I cannot imagine what maximal tori have to do with this. So here is the more or less standard proof. It depends on four facts:

• $\text{Tr}(AB)=\text{Tr}(BA)$ for all $A,B$.

• $\det AB=\det A\,\det B$ for all $A,B$.

• $\exp(JAJ^{-1})=J\exp(A)J^{-1}$ for all $A$ and all invertible $J$.

• The Schur decomposition: for any $A$, there exists a unitary $J$ such that $A=JTJ^{-1}$ with $T$ upper triangular.

The trace property is an easy exercise. Multiplicativity of $\det$ is not trivial, but it is a basic linear algebra fact.

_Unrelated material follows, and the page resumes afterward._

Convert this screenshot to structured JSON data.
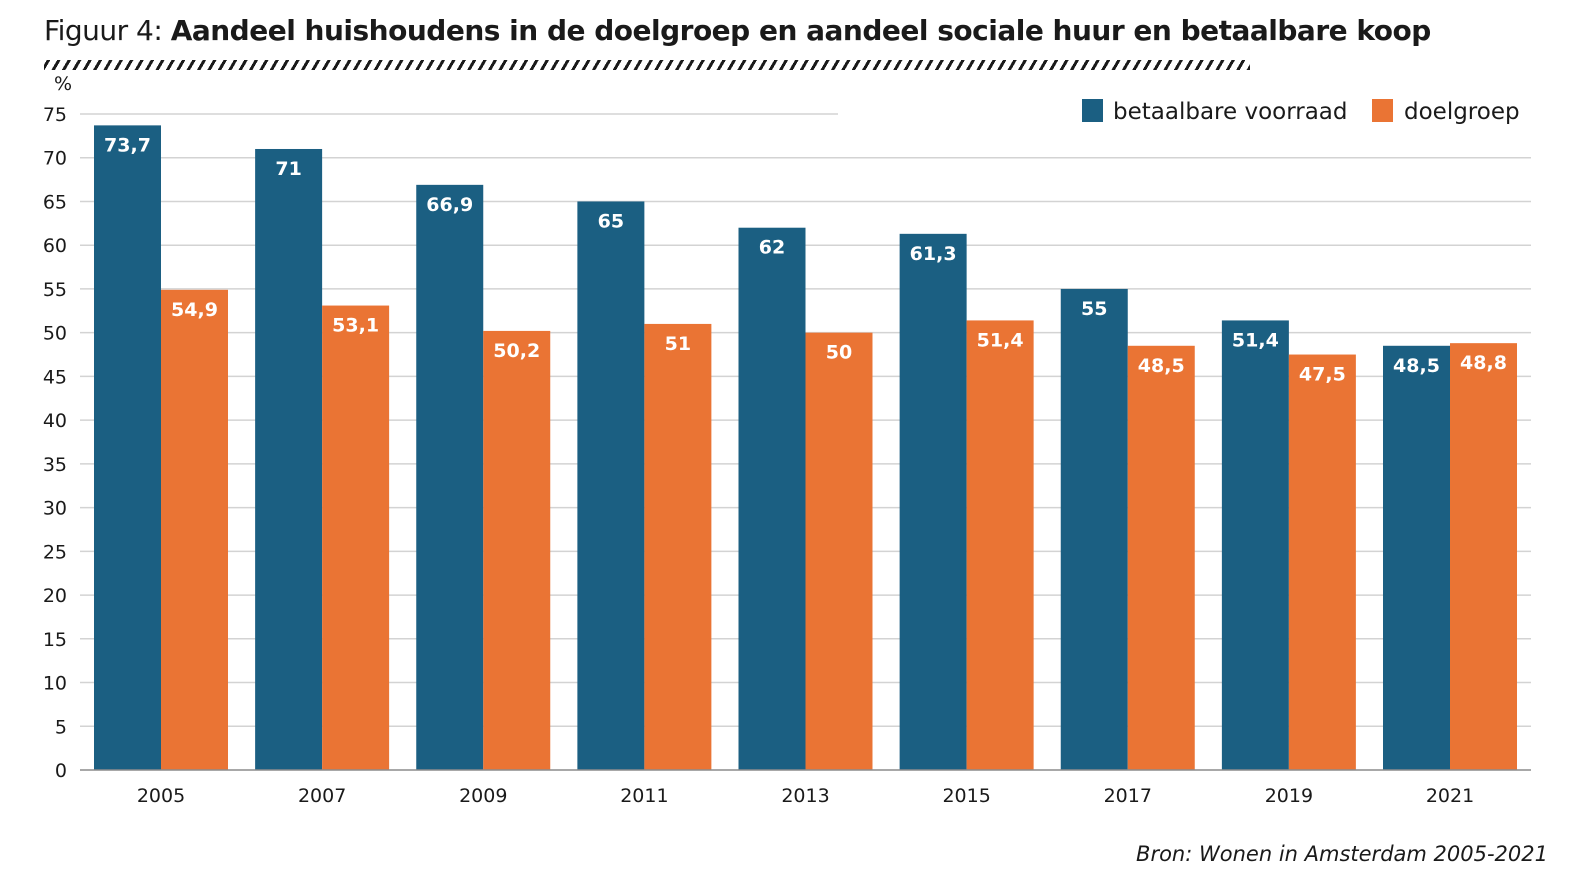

The property of the exponential follows easily from $(JAJ^{-1})^n=JA^nJ^{-1}$. The Schur decomposition is a basic fact in matrix analysis; it can be replaced here with the Jordan decomposition if you happen to know it better.

A quick analysis of the equality $A=JTJ^{-1}$ shows that $T$ contains the eigenvalues of $A$, counting multiplicities, in its diagonal. Call these $\lambda_1,\ldots,\lambda_n$.

Now \begin{align}\exp(\text{Tr}(A))&=\exp(\text{Tr}(JTJ^{-1})=\exp(\text{Tr}(TJ^{-1}J))\\ \ \\ &\tag1=\exp(\text{Tr}(T))=\exp(\lambda_1+\cdots+\lambda_n). \end{align} And \begin{align} \det(\exp(A))&=\det(\exp(JTJ^{-1}))=\det(J\exp(T)J^{-1})=\det(\exp(T))\\ \ \\ &\tag2=e^{\lambda_1}\cdots e^{\lambda_n}.\end{align} The only nontrivial step is that $\exp(T)$ has diagonal $e^{\lambda_1},\ldots,e^{\lambda_n}$. This follows by simply noticing that the diagonal of $T^n$ is $T_{11}^m,\ldots,T_{nn}^m$.

Now the equality betwen $(1)$ and $(2)$ is clear since $e^{a+b}=e^ae^b$.

Answer 2

The result clearly holds for $A$ diagonal, and thus it holds for $A$ diagonalizable by the fact that $\operatorname{tr}$ and $\det$ are both invariant under conjugation. But diagonalizable matrices are dense in $M_n(\mathbb{C})$ (in the usual metric), so the result holds for arbitrary $A$.